Dominique Alderweireld, besser bekannt als „Dodo la Saumure“, starb am Dienstag, dem 25. August, im Alter von 77 Jahren. Der Franzose, der viele Jahre in Belgien lebte, wurde zu einer der bekanntesten Figuren der Prostitutionsszene und erlangte landesweite Bekanntheit durch die Carlton-Affäre in Lille, in der auch der Name von Dominique Strauss-Kahn fiel. Dominique Alderweireld starb in Tournai, Belgien. Er war mehrere Monate krank gewesen und litt an Herzversagen.
Vom Bordellbesitzer zur Medienpersönlichkeit
Der in Belgien ansässige Dominique Alderweireld betrieb mehrere Jahre lang zahlreiche Bordelle, vorwiegend in der Region Tournai und entlang der französisch-belgischen Grenze. Sein Spitzname „Dodo la Saumure“ (Dodo der Salzlake) war untrennbar mit seiner Persönlichkeit verbunden. Der Begriff spielte mit dem Wort „maquereau“ (Makrele), das sowohl den in Salzlake eingelegten Fisch als auch umgangssprachlich einen Zuhälter bezeichnet. Dominique Alderweireld bemühte sich nicht, unauffällig zu bleiben. Mit seiner Offenheit, seinen Provokationen und zahlreichen Auftritten vor der Kamera kultivierte er eine regelrechte Medienpersönlichkeit, bekannte sich öffentlich zu seinen Aktivitäten und gab eine Reihe provokanter Aussagen von sich.

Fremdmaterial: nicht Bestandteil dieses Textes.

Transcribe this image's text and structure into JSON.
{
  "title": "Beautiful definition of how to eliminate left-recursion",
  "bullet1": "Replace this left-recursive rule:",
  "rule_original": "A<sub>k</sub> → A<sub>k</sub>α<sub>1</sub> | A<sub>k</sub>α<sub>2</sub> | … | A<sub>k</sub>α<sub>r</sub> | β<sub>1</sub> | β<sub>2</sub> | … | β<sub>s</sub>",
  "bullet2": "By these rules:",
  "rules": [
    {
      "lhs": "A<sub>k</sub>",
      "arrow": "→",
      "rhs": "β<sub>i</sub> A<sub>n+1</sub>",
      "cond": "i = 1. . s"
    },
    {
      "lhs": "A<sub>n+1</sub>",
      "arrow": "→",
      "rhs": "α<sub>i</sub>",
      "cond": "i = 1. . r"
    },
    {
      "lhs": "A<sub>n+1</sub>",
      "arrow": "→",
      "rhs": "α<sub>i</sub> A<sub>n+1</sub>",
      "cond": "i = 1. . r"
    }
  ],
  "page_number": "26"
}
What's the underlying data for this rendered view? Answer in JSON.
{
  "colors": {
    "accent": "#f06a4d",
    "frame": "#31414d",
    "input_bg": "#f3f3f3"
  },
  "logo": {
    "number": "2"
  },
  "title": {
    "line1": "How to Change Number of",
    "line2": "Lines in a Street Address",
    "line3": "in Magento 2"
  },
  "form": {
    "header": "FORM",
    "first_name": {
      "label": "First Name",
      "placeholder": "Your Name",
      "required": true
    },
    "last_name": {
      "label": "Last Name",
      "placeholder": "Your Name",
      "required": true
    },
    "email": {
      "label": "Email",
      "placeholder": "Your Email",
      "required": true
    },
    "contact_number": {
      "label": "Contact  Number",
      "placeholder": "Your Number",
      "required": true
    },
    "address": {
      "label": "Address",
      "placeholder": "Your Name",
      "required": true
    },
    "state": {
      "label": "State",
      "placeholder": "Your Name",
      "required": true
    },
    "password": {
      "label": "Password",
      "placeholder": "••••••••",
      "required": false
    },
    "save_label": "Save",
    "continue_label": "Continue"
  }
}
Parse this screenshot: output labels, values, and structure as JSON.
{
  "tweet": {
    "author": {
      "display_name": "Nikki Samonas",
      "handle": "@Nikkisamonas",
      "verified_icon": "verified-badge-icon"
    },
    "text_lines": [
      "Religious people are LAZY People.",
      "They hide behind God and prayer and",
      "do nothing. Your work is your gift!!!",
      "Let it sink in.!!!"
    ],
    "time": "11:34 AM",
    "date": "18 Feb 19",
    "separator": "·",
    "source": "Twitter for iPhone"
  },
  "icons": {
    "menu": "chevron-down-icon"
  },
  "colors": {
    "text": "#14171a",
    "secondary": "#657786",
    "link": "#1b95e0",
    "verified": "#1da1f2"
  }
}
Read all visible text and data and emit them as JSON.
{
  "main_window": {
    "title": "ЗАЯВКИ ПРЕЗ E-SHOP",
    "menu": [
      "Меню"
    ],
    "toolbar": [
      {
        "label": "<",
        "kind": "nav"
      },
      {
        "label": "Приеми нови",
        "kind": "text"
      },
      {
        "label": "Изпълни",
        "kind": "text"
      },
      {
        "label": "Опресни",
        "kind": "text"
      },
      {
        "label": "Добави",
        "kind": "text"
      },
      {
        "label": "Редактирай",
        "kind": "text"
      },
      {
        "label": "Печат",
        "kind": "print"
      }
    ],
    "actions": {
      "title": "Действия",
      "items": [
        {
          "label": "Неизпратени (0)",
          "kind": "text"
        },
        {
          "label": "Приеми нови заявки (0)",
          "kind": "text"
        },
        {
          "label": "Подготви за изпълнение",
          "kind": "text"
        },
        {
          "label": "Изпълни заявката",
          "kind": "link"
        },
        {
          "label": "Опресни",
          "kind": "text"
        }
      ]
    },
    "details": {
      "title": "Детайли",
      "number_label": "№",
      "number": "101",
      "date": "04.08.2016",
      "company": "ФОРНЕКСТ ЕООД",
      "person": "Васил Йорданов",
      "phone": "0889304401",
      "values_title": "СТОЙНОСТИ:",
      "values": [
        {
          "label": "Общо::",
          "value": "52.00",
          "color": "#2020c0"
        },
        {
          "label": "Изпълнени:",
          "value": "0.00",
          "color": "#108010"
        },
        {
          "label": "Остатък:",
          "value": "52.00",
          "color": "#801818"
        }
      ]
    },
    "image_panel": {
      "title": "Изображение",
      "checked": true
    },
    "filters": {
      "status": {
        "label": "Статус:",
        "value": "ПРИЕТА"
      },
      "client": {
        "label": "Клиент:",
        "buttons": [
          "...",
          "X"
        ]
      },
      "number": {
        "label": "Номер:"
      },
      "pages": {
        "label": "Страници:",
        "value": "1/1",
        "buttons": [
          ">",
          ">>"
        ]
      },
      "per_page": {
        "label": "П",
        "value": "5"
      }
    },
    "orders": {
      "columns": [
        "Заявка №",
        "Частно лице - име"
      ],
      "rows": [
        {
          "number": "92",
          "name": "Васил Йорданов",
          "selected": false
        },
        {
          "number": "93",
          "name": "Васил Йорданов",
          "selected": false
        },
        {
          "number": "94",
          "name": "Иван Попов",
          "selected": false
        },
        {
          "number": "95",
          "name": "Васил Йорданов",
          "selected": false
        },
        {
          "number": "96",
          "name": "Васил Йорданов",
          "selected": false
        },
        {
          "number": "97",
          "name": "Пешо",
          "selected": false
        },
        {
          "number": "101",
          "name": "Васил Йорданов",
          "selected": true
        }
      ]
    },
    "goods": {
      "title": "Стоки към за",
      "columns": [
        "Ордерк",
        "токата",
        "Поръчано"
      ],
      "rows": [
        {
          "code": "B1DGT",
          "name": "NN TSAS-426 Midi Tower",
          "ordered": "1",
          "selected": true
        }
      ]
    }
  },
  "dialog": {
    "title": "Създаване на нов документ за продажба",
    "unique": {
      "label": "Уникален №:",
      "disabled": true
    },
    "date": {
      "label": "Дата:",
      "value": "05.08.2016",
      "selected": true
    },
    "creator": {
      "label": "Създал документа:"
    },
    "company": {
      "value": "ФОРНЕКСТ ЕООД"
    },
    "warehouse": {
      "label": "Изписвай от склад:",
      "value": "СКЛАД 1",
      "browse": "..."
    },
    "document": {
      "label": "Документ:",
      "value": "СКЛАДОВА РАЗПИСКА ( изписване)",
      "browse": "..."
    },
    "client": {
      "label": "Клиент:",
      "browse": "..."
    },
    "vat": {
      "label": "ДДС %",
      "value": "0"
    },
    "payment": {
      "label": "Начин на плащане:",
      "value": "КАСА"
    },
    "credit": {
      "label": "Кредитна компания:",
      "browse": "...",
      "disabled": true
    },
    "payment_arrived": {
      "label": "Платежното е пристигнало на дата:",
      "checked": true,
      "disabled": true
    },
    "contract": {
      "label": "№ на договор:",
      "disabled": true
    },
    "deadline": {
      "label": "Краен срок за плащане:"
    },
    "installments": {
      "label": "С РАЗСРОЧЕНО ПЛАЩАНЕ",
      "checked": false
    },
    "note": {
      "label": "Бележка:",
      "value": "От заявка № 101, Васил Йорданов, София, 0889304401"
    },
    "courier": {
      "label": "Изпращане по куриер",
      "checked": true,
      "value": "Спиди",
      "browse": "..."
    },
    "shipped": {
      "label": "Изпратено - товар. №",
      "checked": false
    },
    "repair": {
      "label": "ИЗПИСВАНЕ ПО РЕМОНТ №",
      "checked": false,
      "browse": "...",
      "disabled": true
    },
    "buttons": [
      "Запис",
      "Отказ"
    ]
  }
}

Die Carlton-Affäre in Lille katapultierte ihn in den Vordergrund.
Es war vor allem die sogenannte Carlton-Affäre in Lille, die Dodo la Saumure Anfang der 2010er-Jahre ins öffentliche Bewusstsein rückte. Die Ermittlungen konzentrierten sich auf die Organisation von ausschweifenden Partys, an denen mehrere prominente Persönlichkeiten und Geschäftsleute teilnahmen. Dominique Strauss-Kahn, ehemaliger geschäftsführender Direktor des Internationalen Währungsfonds, gehörte zu den Angeklagten. Auch Dominique Alderweireld selbst stand wegen schwerer Zuhälterei vor dem Strafgericht in Lille. Im Mittelpunkt des Verfahrens standen die Anwesenheit von Prostituierten auf einigen der Partys und die Umstände ihrer Organisation. Dodo la Saumure bestritt stets, Dominique Strauss-Kahn oder dessen Komplizen Prostituierte vermittelt zu haben. Im Juni 2015 wurde er schließlich in der Carlton-Affäre freigesprochen, ebenso wie Dominique Strauss-Kahn.
Mehrere Konflikte mit dem Gesetz in Belgien
Obwohl Dominique Alderweireld im Carlton-Fall freigesprochen wurde, reichten seine juristischen Probleme weit darüber hinaus. 2012 verurteilte ihn das Strafgericht Tournai wegen Zuhälterei zu fünf Jahren Haft auf Bewährung. Der Fall betraf unter anderem die Aktivitäten von Etablissements, die er zwischen 2000 und 2009 in Belgien betrieb. Das Urteil wurde in der Berufung bestätigt. Wenige Jahre später ermittelte die belgische Justiz erneut gegen ihn. Er wurde im Zusammenhang mit Ermittlungen wegen des Verdachts auf Menschenhandel, Zuhälterei und anderer Straftaten im Zusammenhang mit dem Betrieb seiner Etablissements festgenommen, später jedoch gegen Kaution freigelassen.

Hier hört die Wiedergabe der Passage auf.